GOP chief urges Buchanan to stay in party fold
By JANE CAPLAN/CNN
September 29, 1999
Web posted at: 10:35 a.m. EDT (1435 GMT)
WASHINGTON (CNN) -- Republican National Chairman Jim Nicholson met Tuesday with presidential candidate Pat Buchanan in an effort to keep the outspoken conservative from bolting the Republican Party for the Reform Party ticket.
"I asked him to consider very carefully before taking any action that could in any way help Al Gore or Bill Bradley extend the Clinton/Gore era another four years," Nicholson said in a statement following the meeting at Buchanan's suburban McLean, Virginia home.
The meeting was requested by Nicholson, and afterwards a source close to the party chairman told CNN, "No one knows what the outcome will be.
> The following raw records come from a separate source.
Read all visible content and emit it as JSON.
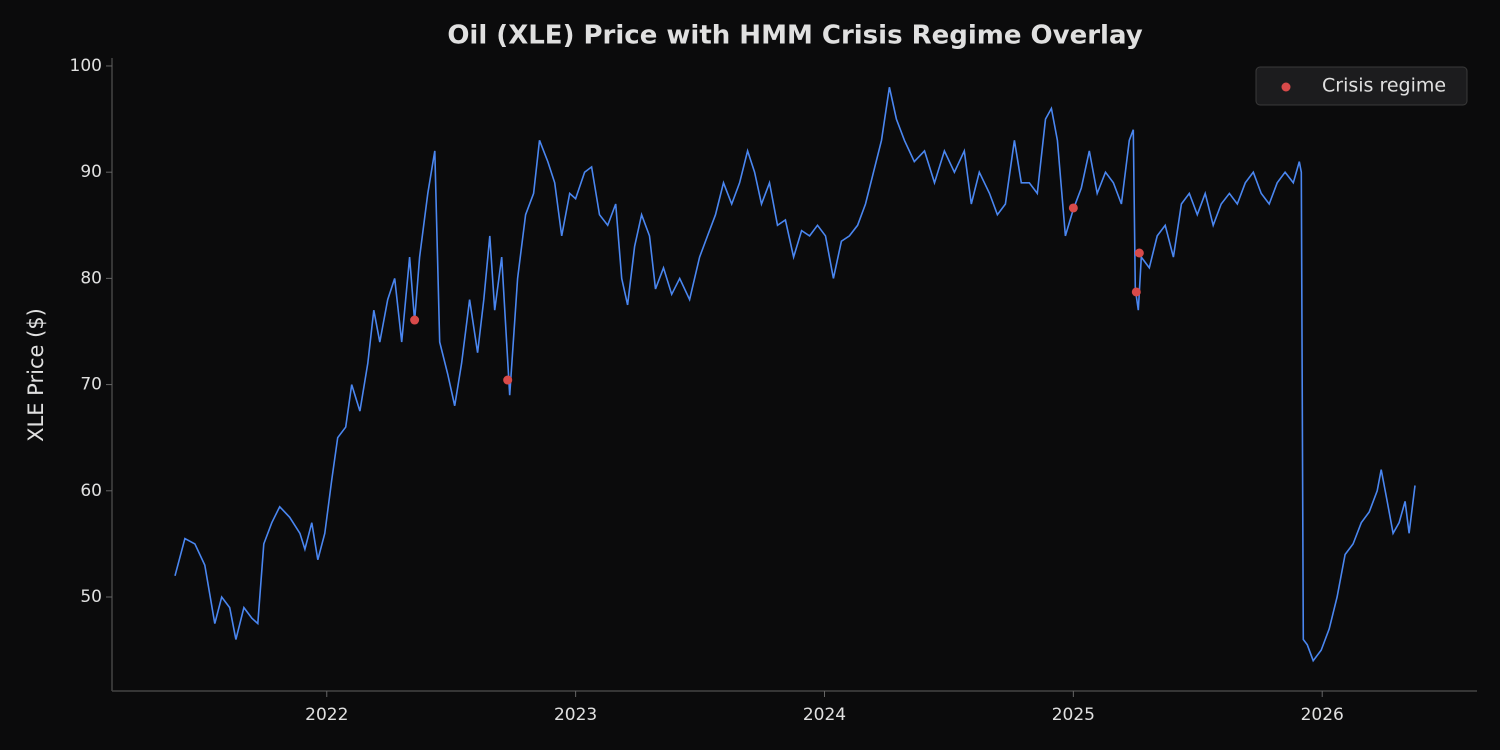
{
  "chart_data": {
    "type": "line",
    "title": "Oil (XLE) Price with HMM Crisis Regime Overlay",
    "y_label": "XLE Price ($)",
    "xlim": [
      2021.137,
      2026.622
    ],
    "xticks": [
      2022,
      2023,
      2024,
      2025,
      2026
    ],
    "ylim": [
      41.15,
      100.75
    ],
    "yticks": [
      50,
      60,
      70,
      80,
      90,
      100
    ],
    "grid": false,
    "legend": "upper right",
    "x": [
      2021.39,
      2021.43,
      2021.47,
      2021.51,
      2021.55,
      2021.578,
      2021.61,
      2021.635,
      2021.667,
      2021.699,
      2021.723,
      2021.747,
      2021.779,
      2021.811,
      2021.851,
      2021.892,
      2021.912,
      2021.94,
      2021.964,
      2021.992,
      2022.02,
      2022.044,
      2022.076,
      2022.1,
      2022.133,
      2022.165,
      2022.189,
      2022.213,
      2022.245,
      2022.273,
      2022.301,
      2022.333,
      2022.353,
      2022.373,
      2022.406,
      2022.434,
      2022.454,
      2022.486,
      2022.514,
      2022.542,
      2022.574,
      2022.606,
      2022.631,
      2022.655,
      2022.675,
      2022.703,
      2022.735,
      2022.767,
      2022.799,
      2022.831,
      2022.855,
      2022.888,
      2022.916,
      2022.944,
      2022.976,
      2023.0,
      2023.036,
      2023.064,
      2023.096,
      2023.129,
      2023.161,
      2023.185,
      2023.209,
      2023.237,
      2023.265,
      2023.297,
      2023.321,
      2023.353,
      2023.386,
      2023.418,
      2023.458,
      2023.498,
      2023.53,
      2023.562,
      2023.594,
      2023.627,
      2023.659,
      2023.691,
      2023.719,
      2023.747,
      2023.779,
      2023.811,
      2023.843,
      2023.876,
      2023.908,
      2023.94,
      2023.972,
      2024.004,
      2024.036,
      2024.068,
      2024.1,
      2024.133,
      2024.165,
      2024.197,
      2024.229,
      2024.261,
      2024.289,
      2024.321,
      2024.361,
      2024.402,
      2024.442,
      2024.482,
      2024.522,
      2024.562,
      2024.59,
      2024.622,
      2024.663,
      2024.695,
      2024.727,
      2024.763,
      2024.791,
      2024.823,
      2024.855,
      2024.888,
      2024.912,
      2024.936,
      2024.968,
      2025.0,
      2025.032,
      2025.064,
      2025.096,
      2025.129,
      2025.161,
      2025.193,
      2025.225,
      2025.241,
      2025.249,
      2025.261,
      2025.273,
      2025.305,
      2025.337,
      2025.369,
      2025.402,
      2025.434,
      2025.466,
      2025.498,
      2025.53,
      2025.562,
      2025.594,
      2025.627,
      2025.659,
      2025.691,
      2025.723,
      2025.755,
      2025.787,
      2025.819,
      2025.851,
      2025.884,
      2025.908,
      2025.916,
      2025.924,
      2025.94,
      2025.964,
      2025.996,
      2026.028,
      2026.06,
      2026.092,
      2026.124,
      2026.157,
      2026.189,
      2026.221,
      2026.237,
      2026.261,
      2026.285,
      2026.309,
      2026.333,
      2026.349,
      2026.373
    ],
    "series": [
      {
        "color": "#4a86f0",
        "values": [
          52,
          55.5,
          55,
          53,
          47.5,
          50,
          49,
          46,
          49,
          48,
          47.5,
          55,
          57,
          58.5,
          57.5,
          56,
          54.5,
          57,
          53.5,
          56,
          61,
          65,
          66,
          70,
          67.5,
          72,
          77,
          74,
          78,
          80,
          74,
          82,
          76,
          82,
          88,
          92,
          74,
          71,
          68,
          72,
          78,
          73,
          78,
          84,
          77,
          82,
          69,
          80,
          86,
          88,
          93,
          91,
          89,
          84,
          88,
          87.5,
          90,
          90.5,
          86,
          85,
          87,
          80,
          77.5,
          83,
          86,
          84,
          79,
          81,
          78.5,
          80,
          78,
          82,
          84,
          86,
          89,
          87,
          89,
          92,
          90,
          87,
          89,
          85,
          85.5,
          82,
          84.5,
          84,
          85,
          84,
          80,
          83.5,
          84,
          85,
          87,
          90,
          93,
          98,
          95,
          93,
          91,
          92,
          89,
          92,
          90,
          92,
          87,
          90,
          88,
          86,
          87,
          93,
          89,
          89,
          88,
          95,
          96,
          93,
          84,
          86.5,
          88.5,
          92,
          88,
          90,
          89,
          87,
          93,
          94,
          79,
          77,
          82,
          81,
          84,
          85,
          82,
          87,
          88,
          86,
          88,
          85,
          87,
          88,
          87,
          89,
          90,
          88,
          87,
          89,
          90,
          89,
          91,
          90,
          46,
          45.5,
          44,
          45,
          47,
          50,
          54,
          55,
          57,
          58,
          60,
          62,
          59,
          56,
          57,
          59,
          56,
          60.5
        ]
      }
    ],
    "scatter": {
      "name": "Crisis regime",
      "color": "#d84a4a",
      "x": [
        2022.353,
        2022.727,
        2025.0,
        2025.253,
        2025.265
      ],
      "values": [
        76.08,
        70.43,
        86.63,
        78.72,
        82.39
      ]
    }
  }
}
Buchanan said he'd be thinking about this a while."
Buchanan, a lifelong Republican who worked in the White House under Presidents Richard Nixon and Ronald Reagan, has said he'll announce his decision next month.
Earlier Tuesday, Buchanan said on the NBC "Today" program, "I'm not sure what he can say to me to change my mind from where I'm going."
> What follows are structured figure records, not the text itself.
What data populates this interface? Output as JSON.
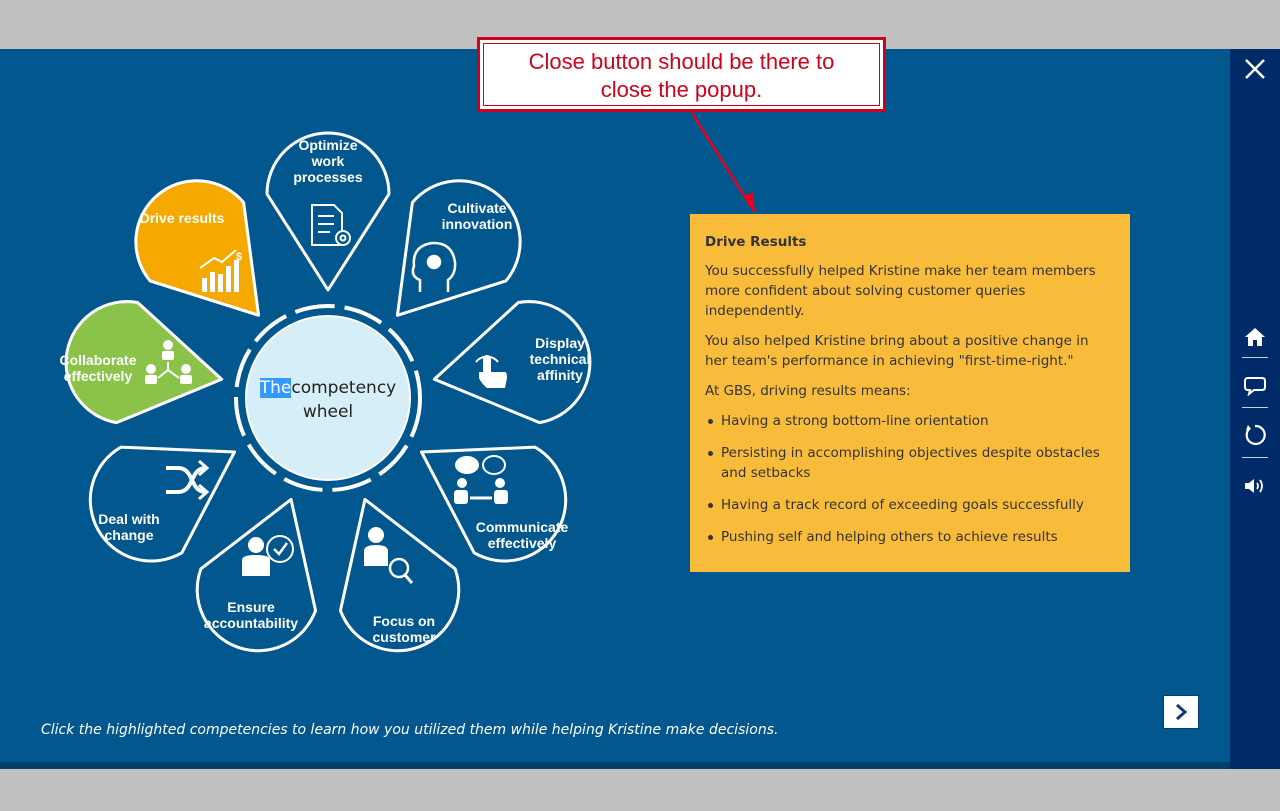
{
  "wheel": {
    "hub": {
      "word_selected": "The",
      "word_rest": "competency",
      "line2": "wheel"
    },
    "petals": [
      {
        "id": "optimize",
        "label_lines": [
          "Optimize",
          "work",
          "processes"
        ],
        "highlighted": false
      },
      {
        "id": "innovation",
        "label_lines": [
          "Cultivate",
          "innovation"
        ],
        "highlighted": false
      },
      {
        "id": "technical",
        "label_lines": [
          "Display",
          "technical",
          "affinity"
        ],
        "highlighted": false
      },
      {
        "id": "communicate",
        "label_lines": [
          "Communicate",
          "effectively"
        ],
        "highlighted": false
      },
      {
        "id": "customer",
        "label_lines": [
          "Focus on",
          "customer"
        ],
        "highlighted": false
      },
      {
        "id": "accountability",
        "label_lines": [
          "Ensure",
          "accountability"
        ],
        "highlighted": false
      },
      {
        "id": "change",
        "label_lines": [
          "Deal with",
          "change"
        ],
        "highlighted": false
      },
      {
        "id": "collaborate",
        "label_lines": [
          "Collaborate",
          "effectively"
        ],
        "highlighted": true,
        "color": "#8bc34a"
      },
      {
        "id": "drive",
        "label_lines": [
          "Drive results"
        ],
        "highlighted": true,
        "color": "#f5a800"
      }
    ]
  },
  "info_panel": {
    "title": "Drive Results",
    "paragraphs": [
      "You successfully helped Kristine make her team members more confident about solving customer queries independently.",
      "You also helped Kristine bring about a positive change in her team's performance in achieving \"first-time-right.\"",
      "At GBS, driving results means:"
    ],
    "bullets": [
      "Having a strong bottom-line orientation",
      "Persisting in accomplishing objectives despite obstacles and setbacks",
      "Having a track record of exceeding goals successfully",
      "Pushing self and helping others to achieve results"
    ],
    "background": "#f9bc3a"
  },
  "callout": {
    "line1": "Close button should be there to",
    "line2": "close the popup."
  },
  "instruction": "Click the highlighted competencies to learn how you utilized them while helping Kristine make decisions.",
  "sidebar": {
    "icons": [
      "close-icon",
      "home-icon",
      "comment-icon",
      "refresh-icon",
      "volume-icon"
    ]
  },
  "colors": {
    "stage": "#03578f",
    "sidebar": "#002b69",
    "hub": "#d6eef8",
    "callout_red": "#d0021b"
  }
}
After the meeting, his campaign spokeswoman, Joanne Hansen, would say only: "It was a private meeting at Buchanan's residence this afternoon. We have no further comment."
The last meeting between the two men was in March.
Buchanan also canceled a scheduled appearance this weekend at the Christian Coalition's Road to Victory Conference, where many of his Republican campaign rivals will speak.
Buchanan's threat to defect from the GOP became more heated as the result of the controversy over his new book that questions whether the United States should have taken on Hitler's Germany in World War II.
Another candidate for the Republican presidential nomination, Sen. John McCain, a Navy pilot shot down in the Vietnam war and a POW for more than five years, has said there is no place in the party for someone who holds the views expressed in Buchanan's book -- "A Republic, Not an Empire."
But Texas Gov. George W. Bush, the GOP front-runner in the presidential campaign, urged Buchanan to stay put and Nicholson is urging him to do just that.